Technology advancements mean that millions of people no longer need to be based in a permanent office. This is where flexible or virtual working comes into play. Instead of commuting daily to an office complex, employees can work wherever and whenever. They may work at home one day, or drop into a ready-to-use office another. That space would come equipped with high-quality telecommunications systems and bandwidth, videoconferencing facilities, and meeting rooms. This office could be close to home, in another state, or on the other side of the world; it just depends where the employee is working.
Cut Costs and Help the Planet
In 2011, the worldwide mobile worker population will rise to approximately one billion people, more than 30 percent of the workforce.
But the last thing that mobile workers want to do is spend time traveling. Instead of wasting valuable time, they want to work closer to home.
In the coming years, reporting to fixed-office locations in centralized business districts will be the exception, not the norm. Instead, tomorrow's workers will take a faster commute to a mixed-use, suburban location close to home.
Besides improving work-life balance, reducing commuting distances also cuts an organization's carbon footprint. So does videoconferencing, which can reduce travel costs by up to 75 percent. It's good for the budget and the environment.
It's also beneficial for training. A senior manager or training guru can use videoconferencing to interact simultaneously with staff in different locations. Instead of making multiple trips, everyone stays close to home and achieves the same objective. It's good for the bottom-line, it's good for the carbon footprint, and it's a better use of everyone's time.
The recession was grueling for employers and employees alike. But it has also made companies rethink how they work.
Forward-thinking organizations are changing the way they see the work place. They're thinking about whether they really need expensive, long-term office space. They're considering how and where employees work best. They're cutting travel. They're implementing tele-work policies. They're providing employees with the professional tools and resources they need to do their job elsewhere, from advanced technology to decentralized offices and meeting space.

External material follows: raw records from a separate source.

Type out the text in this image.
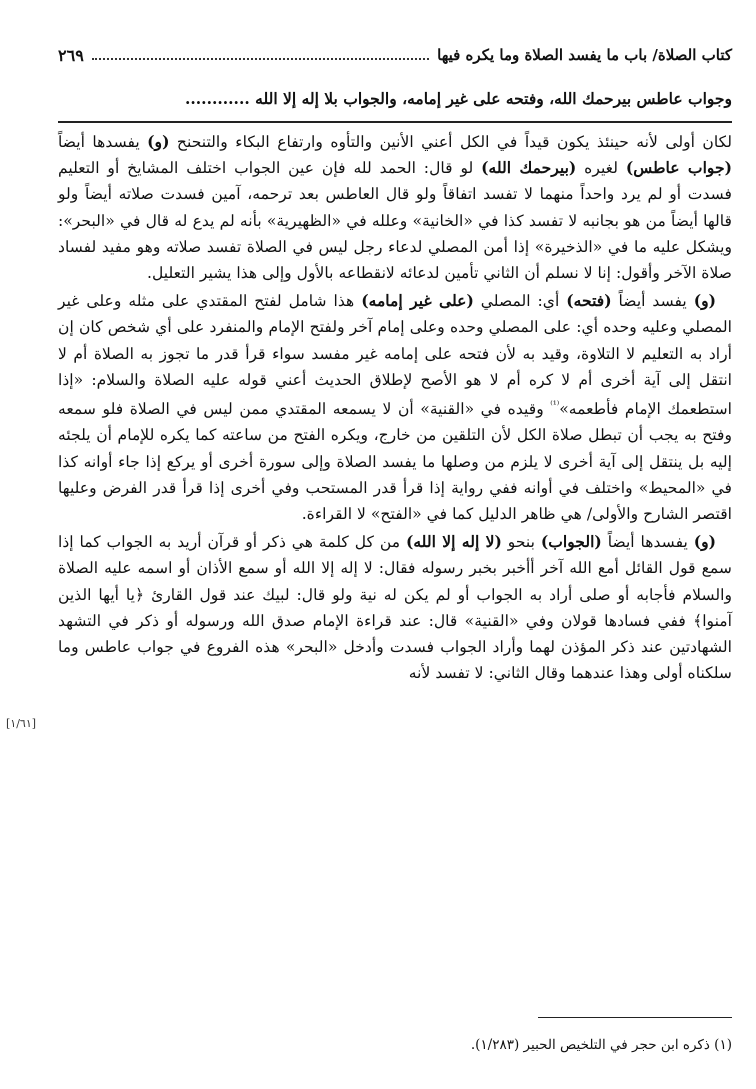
كتاب الصلاة/ باب ما يفسد الصلاة وما يكره فيها
٢٦٩
وجواب عاطس بيرحمك الله، وفتحه على غير إمامه، والجواب بلا إله إلا الله ............

لكان أولى لأنه حينئذ يكون قيداً في الكل أعني الأنين والتأوه وارتفاع البكاء والتنحنح (و) يفسدها أيضاً (جواب عاطس) لغيره (بيرحمك الله) لو قال: الحمد لله فإن عين الجواب اختلف المشايخ أو التعليم فسدت أو لم يرد واحداً منهما لا تفسد اتفاقاً ولو قال العاطس بعد ترحمه، آمين فسدت صلاته أيضاً ولو قالها أيضاً من هو بجانبه لا تفسد كذا في «الخانية» وعلله في «الظهيرية» بأنه لم يدع له قال في «البحر»: ويشكل عليه ما في «الذخيرة» إذا أمن المصلي لدعاء رجل ليس في الصلاة تفسد صلاته وهو مفيد لفساد صلاة الآخر وأقول: إنا لا نسلم أن الثاني تأمين لدعائه لانقطاعه بالأول وإلى هذا يشير التعليل.

(و) يفسد أيضاً (فتحه) أي: المصلي (على غير إمامه) هذا شامل لفتح المقتدي على مثله وعلى غير المصلي وعليه وحده أي: على المصلي وحده وعلى إمام آخر ولفتح الإمام والمنفرد على أي شخص كان إن أراد به التعليم لا التلاوة، وقيد به لأن فتحه على إمامه غير مفسد سواء قرأ قدر ما تجوز به الصلاة أم لا انتقل إلى آية أخرى أم لا كره أم لا هو الأصح لإطلاق الحديث أعني قوله عليه الصلاة والسلام: «إذا استطعمك الإمام فأطعمه»$^{^{(1)}}$ وقيده في «القنية» أن لا يسمعه المقتدي ممن ليس في الصلاة فلو سمعه وفتح به يجب أن تبطل صلاة الكل لأن التلقين من خارج، ويكره الفتح من ساعته كما يكره للإمام أن يلجئه إليه بل ينتقل إلى آية أخرى لا يلزم من وصلها ما يفسد الصلاة وإلى سورة أخرى أو يركع إذا جاء أوانه كذا في «المحيط» واختلف في أوانه ففي رواية إذا قرأ قدر المستحب وفي أخرى إذا قرأ قدر الفرض وعليها اقتصر الشارح والأولى/ هي ظاهر الدليل كما في «الفتح» لا القراءة.

(و) يفسدها أيضاً (الجواب) بنحو (لا إله إلا الله) من كل كلمة هي ذكر أو قرآن أريد به الجواب كما إذا سمع قول القائل أمع الله آخر أأخبر بخبر رسوله فقال: لا إله إلا الله أو سمع الأذان أو اسمه عليه الصلاة والسلام فأجابه أو صلى أراد به الجواب أو لم يكن له نية ولو قال: لبيك عند قول القارئ ﴿يا أيها الذين آمنوا﴾ ففي فسادها قولان وفي «القنية» قال: عند قراءة الإمام صدق الله ورسوله أو ذكر في التشهد الشهادتين عند ذكر المؤذن لهما وأراد الجواب فسدت وأدخل «البحر» هذه الفروع في جواب عاطس وما سلكناه أولى وهذا عندهما وقال الثاني: لا تفسد لأنه

[١/٦١]
(١) ذكره ابن حجر في التلخيص الحبير (١/٢٨٣).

They're also thinking about how mobile and flexible workers interact, collaborate with others, and generate networking's creative energy.
Timing Is Key
Although I said forward-thinking organizations are changing, businesses need to adjust now. Since the recession began, a business-as-usual strategy has been risky. To succeed today, businesses need to seize opportunities.

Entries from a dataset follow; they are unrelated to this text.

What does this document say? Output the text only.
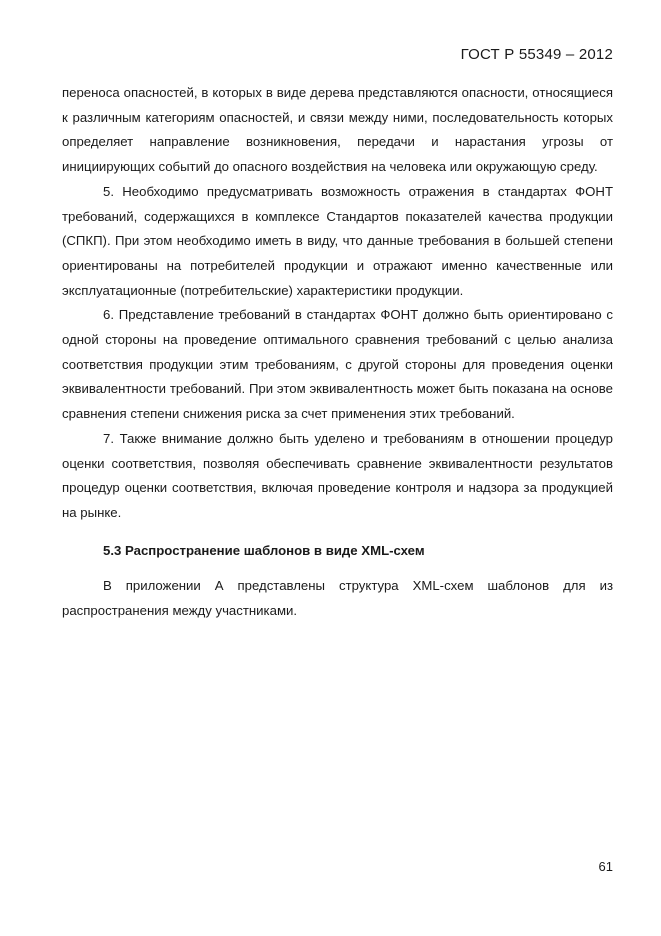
ГОСТ Р 55349 – 2012

переноса опасностей, в которых в виде дерева представляются опасности, относящиеся к различным категориям опасностей, и связи между ними, последовательность которых определяет направление возникновения, передачи и нарастания угрозы от инициирующих событий до опасного воздействия на человека или окружающую среду.

5. Необходимо предусматривать возможность отражения в стандартах ФОНТ требований, содержащихся в комплексе Стандартов показателей качества продукции (СПКП). При этом необходимо иметь в виду, что данные требования в большей степени ориентированы на потребителей продукции и отражают именно качественные или эксплуатационные (потребительские) характеристики продукции.

6. Представление требований в стандартах ФОНТ должно быть ориентировано с одной стороны на проведение оптимального сравнения требований с целью анализа соответствия продукции этим требованиям, с другой стороны для проведения оценки эквивалентности требований. При этом эквивалентность может быть показана на основе сравнения степени снижения риска за счет применения этих требований.

7. Также внимание должно быть уделено и требованиям в отношении процедур оценки соответствия, позволяя обеспечивать сравнение эквивалентности результатов процедур оценки соответствия, включая проведение контроля и надзора за продукцией на рынке.

5.3 Распространение шаблонов в виде XML-схем

В приложении А представлены структура XML-схем шаблонов для из распространения между участниками.

61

Timing and flexibility are the keys. Instead of hunkering down, companies need to strip excess baggage and be prepared to move. As companies navigate the choppy waters of 2010, they can limit risks, cut fixed costs, be flexible, and look for opportunities created by different stages of the economic cycle. These principles will not only guide them through this recovery, but will help them weather the next economic storm.
Guillermo Rotman is the president of the Regus Group Americas, overseeing the company's American, Canadian, and Latin American business. He previously held management positions at Blockbuster, PepsiCo/Pizza Hut, and Kraft Inc.